Researchers Develop Forensic Techniques to Identify ‘Deepfakes’

USC Viterbi computer scientists find movement is key to spotting manipulated content in videos

“DEEPFAKES” — DOCTORED VIDEOS that appear to show a person doing or saying something when in fact they did not — are finding their way into public view. So alarming is the potential for the widespread of potentially dangerous misinformation that scientists have been working to identify such videos more quickly.

Deepfakes were discussed in congressional testimony in June, around the same time a doctored video of Facebook CEO Mark Zuckerberg began circulating in which he appeared to talk about the potential use of data. Many people are concerned about the forthcoming 2020 elections in the United States and how deepfakes could misrepresent a candidate’s statements, for example, as well as the potential of deepfakes to cause conflict on a global stage.

Computer scientists from the USC Information Sciences Institute (ISI), including Ekraam Sabir, Jiaxin Cheng, Ayush Jaiswal, Wael Abd-Almageed, Iacopo Masi and Prem Natarajan, have been working on ways to detect manipulated content. Their paper was presented recently at the IEEE Conference on Computer Vision and Pattern Recognition in Long Beach, California.

A “deepfake” video of Mark Zuckerberg went viral on the eve of a U.S. House AI hearing last June.

In “Recurrent Convolutional Strategies for Face Manipulation Detection in Videos,” they described a method to identify deepfakes that performs with 96 percent accuracy when evaluated on the only large-scale deepfake data set called FaceForensics++. Their method works on various types of content manipulations known as deepfakes, face-swaps and face2face, even after being highly compressed to hide the manipulation artifacts. At the point of publishing, the authors said their detection method was ahead of the content manipulators, who quickly modify as new detection methods arise.

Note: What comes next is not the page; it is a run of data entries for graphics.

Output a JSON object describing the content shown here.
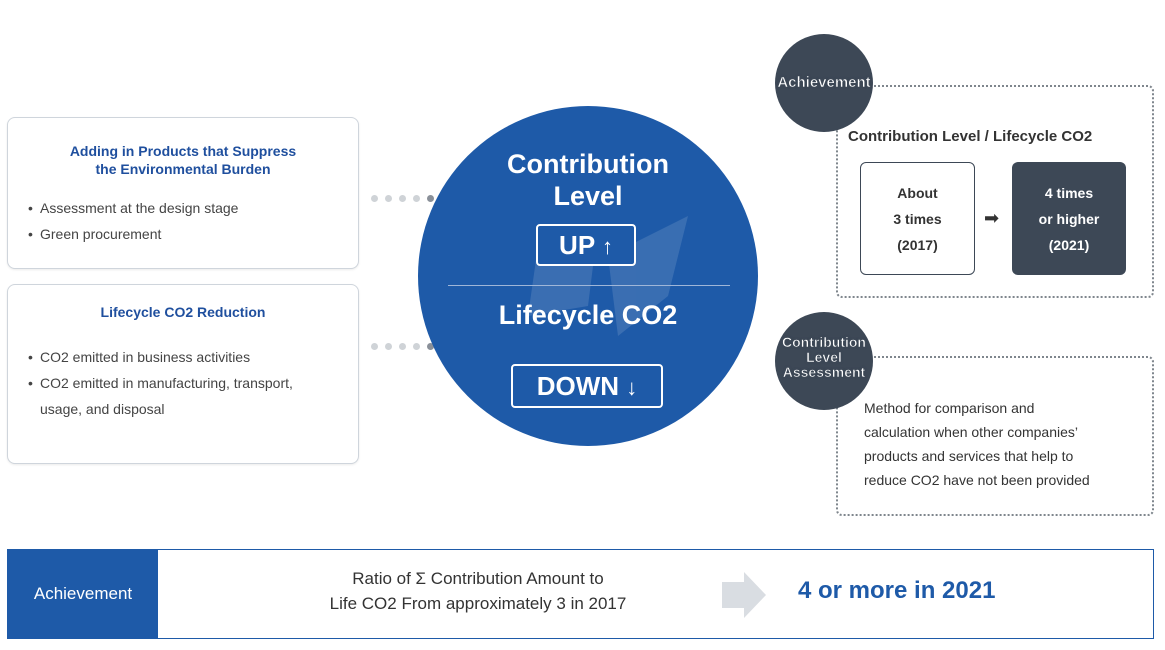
{
  "cards": [
    {
      "title_line1": "Adding in Products that Suppress",
      "title_line2": "the Environmental Burden",
      "items": [
        "Assessment at the design stage",
        "Green procurement"
      ]
    },
    {
      "title_line1": "Lifecycle CO2 Reduction",
      "items": [
        "CO2 emitted in business activities",
        "CO2 emitted in manufacturing, transport,",
        "usage, and disposal"
      ]
    }
  ],
  "circle": {
    "top_line1": "Contribution",
    "top_line2": "Level",
    "up_label": "UP",
    "up_icon": "↑",
    "bottom_title": "Lifecycle CO2",
    "down_label": "DOWN",
    "down_icon": "↓"
  },
  "achievement_panel": {
    "badge": "Achievement",
    "title": "Contribution Level / Lifecycle CO2",
    "before": [
      "About",
      "3 times",
      "(2017)"
    ],
    "arrow": "➡",
    "after": [
      "4 times",
      "or higher",
      "(2021)"
    ]
  },
  "assessment_panel": {
    "badge_line1": "Contribution",
    "badge_line2": "Level",
    "badge_line3": "Assessment",
    "text_lines": [
      "Method for comparison and",
      "calculation when other companies’",
      "products and services that help to",
      "reduce CO2 have not been provided"
    ]
  },
  "bottom_bar": {
    "label": "Achievement",
    "ratio_line1": "Ratio of Σ Contribution Amount to",
    "ratio_line2": "Life CO2 From approximately 3 in 2017",
    "result": "4 or more in 2021"
  },
  "colors": {
    "primary_blue": "#1e5aa8",
    "dark_slate": "#3d4856"
  }
}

While previous methods of detecting deepfakes typically use frame-by-frame analysis of a video, the researchers contend that these techniques are computationally heavy, take more time and leave greater room for error. The newer tool developed by ISI, which was tested on more than 1,000 videos, is less computationally intensive and has the potential to scale and automatically detect fakes that are uploaded in the millions of profiles on Facebook or other social media platforms in near-real-time.

Led by principal investigator Wael Abd-Almageed, a computer vision, facial recognition and biometrics expert at USC Viterbi, it looks at a piece of video content as a whole. The researchers used AI to identify inconsistencies in the video frames through time, not just on a frame-by-frame basis. Using a deep learning algorithm known as a convolutional neural network, the researchers identified features and patterns in a person’s face, with specific attention to how the eyes close or the mouth moves. Once they had a model for human faces and the movements surrounding their facial movements, they could develop a tool that compares a newly input video with the parameters of the previous models to determine if a piece of content was outside the norm and thus not authentic.

“If you think deepfakes, as they are now, are a problem, think again. Deepfakes, as they are now, are just the tip of the iceberg, and manipulated video using artificial intelligence methods will become a major source of misinformation,” Abd-Almageed said.